The possible files for download are as follows:

Input files - (always present)

<request_code>_in: This file is the original, untouched file submitted to HAMAP-Scan.
<request_code>_map: This file provides a mapping of the original input sequences (via the FASTA header) to the accession numbers of the minimal entries in UniProtKB format.

Results files

<request_code>_all: This file contains all protein sequences submitted to HAMAP-Scan in the original order. Sequences are annotated with sufficient information to reconstitute a minimal entry in UniProtKB format. Protein sequences that have a trusted match to a HAMAP family profile are annotated by the associated HAMAP rule. Sequences with more than one trusted match are currently not annotated by any of the associated rules. The results (annotated and not-annotated sequences) are also available as separate files (see below).
<request_code>_trusted: This file contains all protein sequences that have a trusted match to a HAMAP family profile and that have been annotated by the HAMAP rule associated with it.
<request_code>_overlap: This file contains all protein sequences that have a trusted match to more than one HAMAP profile, and whose match regions overlap. Currently these sequences are not annotated by any of the associated rules. Matches (trusted and weak) to HAMAP family profiles are listed in the internal section of each entry.
<request_code>_fusion: This file contains all protein sequences with multiple, non-overlapping matches to HAMAP family profiles. Currently these sequences are not annotated by any of the associated rules. Matches (trusted and weak) to HAMAP family profiles are listed in the internal section of each entry.
<request_code>_no_match: This file contains all sequences with no trusted match to any HAMAP family profile. Weak matches to HAMAP family profiles (if available) are listed in the internal section of each entry.

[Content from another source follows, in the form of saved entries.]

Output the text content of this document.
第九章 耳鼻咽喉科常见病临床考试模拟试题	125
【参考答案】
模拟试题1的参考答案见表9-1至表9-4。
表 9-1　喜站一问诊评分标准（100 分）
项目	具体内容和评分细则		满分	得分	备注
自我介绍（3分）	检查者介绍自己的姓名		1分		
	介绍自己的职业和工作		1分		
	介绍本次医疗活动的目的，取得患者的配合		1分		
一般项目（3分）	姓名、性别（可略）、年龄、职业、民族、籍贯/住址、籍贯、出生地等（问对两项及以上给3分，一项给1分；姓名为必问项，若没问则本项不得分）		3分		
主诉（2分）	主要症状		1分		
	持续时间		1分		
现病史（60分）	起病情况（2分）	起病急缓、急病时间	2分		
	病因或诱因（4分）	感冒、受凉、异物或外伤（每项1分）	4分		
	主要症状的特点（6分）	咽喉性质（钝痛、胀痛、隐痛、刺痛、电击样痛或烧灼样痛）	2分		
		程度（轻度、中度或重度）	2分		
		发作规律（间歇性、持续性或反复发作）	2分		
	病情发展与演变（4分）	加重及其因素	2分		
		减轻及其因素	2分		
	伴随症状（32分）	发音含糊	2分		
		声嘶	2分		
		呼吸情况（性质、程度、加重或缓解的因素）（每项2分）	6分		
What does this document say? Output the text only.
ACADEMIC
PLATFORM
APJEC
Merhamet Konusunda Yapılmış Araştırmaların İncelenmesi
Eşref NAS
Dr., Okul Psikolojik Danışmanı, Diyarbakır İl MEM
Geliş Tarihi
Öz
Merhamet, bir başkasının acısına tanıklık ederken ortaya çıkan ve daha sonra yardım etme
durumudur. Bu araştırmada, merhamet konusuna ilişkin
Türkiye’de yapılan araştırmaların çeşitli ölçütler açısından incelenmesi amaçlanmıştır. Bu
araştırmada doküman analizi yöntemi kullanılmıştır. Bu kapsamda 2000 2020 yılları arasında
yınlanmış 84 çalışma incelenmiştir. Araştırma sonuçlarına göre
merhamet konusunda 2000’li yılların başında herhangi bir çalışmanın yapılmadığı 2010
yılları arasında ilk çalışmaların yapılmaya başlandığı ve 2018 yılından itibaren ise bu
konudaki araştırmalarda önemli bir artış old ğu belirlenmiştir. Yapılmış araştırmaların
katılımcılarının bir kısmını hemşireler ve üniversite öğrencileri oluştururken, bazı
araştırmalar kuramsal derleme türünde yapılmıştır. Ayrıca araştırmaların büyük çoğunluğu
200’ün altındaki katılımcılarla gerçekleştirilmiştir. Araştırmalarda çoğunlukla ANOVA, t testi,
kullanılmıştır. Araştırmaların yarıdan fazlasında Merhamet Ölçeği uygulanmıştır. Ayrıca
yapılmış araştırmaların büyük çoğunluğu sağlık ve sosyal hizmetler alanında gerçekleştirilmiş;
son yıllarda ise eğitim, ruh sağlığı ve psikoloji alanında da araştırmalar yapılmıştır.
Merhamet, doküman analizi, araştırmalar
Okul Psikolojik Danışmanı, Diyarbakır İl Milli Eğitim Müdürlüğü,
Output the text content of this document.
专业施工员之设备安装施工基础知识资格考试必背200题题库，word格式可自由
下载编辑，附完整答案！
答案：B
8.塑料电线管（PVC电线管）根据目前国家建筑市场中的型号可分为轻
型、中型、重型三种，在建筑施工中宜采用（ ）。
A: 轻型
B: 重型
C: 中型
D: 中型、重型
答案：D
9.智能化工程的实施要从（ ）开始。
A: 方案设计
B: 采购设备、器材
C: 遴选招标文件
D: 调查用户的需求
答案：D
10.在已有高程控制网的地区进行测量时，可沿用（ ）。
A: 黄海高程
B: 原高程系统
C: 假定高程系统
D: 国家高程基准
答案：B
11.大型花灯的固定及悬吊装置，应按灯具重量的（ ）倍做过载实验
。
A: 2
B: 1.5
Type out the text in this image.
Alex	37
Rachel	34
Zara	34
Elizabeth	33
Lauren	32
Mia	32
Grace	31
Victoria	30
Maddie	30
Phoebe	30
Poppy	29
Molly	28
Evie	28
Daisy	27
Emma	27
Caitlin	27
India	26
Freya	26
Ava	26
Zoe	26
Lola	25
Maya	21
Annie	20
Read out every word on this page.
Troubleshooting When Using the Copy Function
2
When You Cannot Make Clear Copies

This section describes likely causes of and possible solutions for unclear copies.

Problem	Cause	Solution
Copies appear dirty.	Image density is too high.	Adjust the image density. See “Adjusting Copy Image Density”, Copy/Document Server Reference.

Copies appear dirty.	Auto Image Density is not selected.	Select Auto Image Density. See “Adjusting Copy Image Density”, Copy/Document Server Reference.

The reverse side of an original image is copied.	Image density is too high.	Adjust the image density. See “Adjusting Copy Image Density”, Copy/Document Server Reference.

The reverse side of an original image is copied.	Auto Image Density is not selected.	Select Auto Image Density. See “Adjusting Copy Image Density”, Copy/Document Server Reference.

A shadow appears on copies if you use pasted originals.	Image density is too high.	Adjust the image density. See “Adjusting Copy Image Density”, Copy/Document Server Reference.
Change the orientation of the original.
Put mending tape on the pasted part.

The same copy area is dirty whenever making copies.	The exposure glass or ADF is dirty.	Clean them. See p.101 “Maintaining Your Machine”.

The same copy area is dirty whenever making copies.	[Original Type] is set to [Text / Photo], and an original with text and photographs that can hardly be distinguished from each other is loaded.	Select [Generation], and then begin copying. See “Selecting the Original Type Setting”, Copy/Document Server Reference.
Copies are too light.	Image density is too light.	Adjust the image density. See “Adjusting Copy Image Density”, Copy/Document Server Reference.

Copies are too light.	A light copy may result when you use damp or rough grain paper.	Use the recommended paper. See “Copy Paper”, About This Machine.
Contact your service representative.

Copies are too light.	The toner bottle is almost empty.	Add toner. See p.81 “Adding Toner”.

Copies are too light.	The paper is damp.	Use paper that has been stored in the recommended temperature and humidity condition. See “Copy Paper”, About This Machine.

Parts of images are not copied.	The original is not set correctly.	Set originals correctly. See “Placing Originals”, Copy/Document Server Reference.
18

Note that the sequences annotated by HAMAP are returned in UniProtKB format. In addition to the annotations, our system generates a series of comments and warnings which are contained in an additional section - the 'internal' section - of each annotated entry. These lines are listed below:


            **HA Submitted Name: sp|B1AIC1|ATPA_UREP2

Taken from the FASTA header of the originally submitted sequence.
(present in all entries in all files)


            **HA FAM; Method MF_01346; ATPA; Trusted match; 47.061 (+12.1).


            **HA FAM; Method MF_00309; VATA; Weak match; 9.086 (-32.1).


            **HA FAM; Method MF_00310; VATB; Weak match; 17.265 (-27.2).


            **HA FAM; Method MF_01347; ATPB; Weak match; 14.251 (-29.7).

All matches to HAMAP family profiles are stored with one separate line for each match. Each line specifies the accession number of the matching profile, the identifier of the profile, the match quality (trusted or weak), and the match score (with the score difference to the trusted cutoff score of the profile in parenthesis).
(present in all entries matching a HAMAP family. May also be present in the '_no_match' file in entries having weak matches to (a) profile(s).)


            **HA SAM; Annotated by HAMAP 3.71.2; MF_01346.48; MF_01346; 08-OCT-2021 11:40:58.

This specifies which version of the HAMAP pipeline was used as well as the number and version of the rule, the accession number of the matching profile, and the time and date of the annotation.
(This line and all the following lines are currently only found in the '_trusted' file with entries annotated by a HAMAP annotation rule.)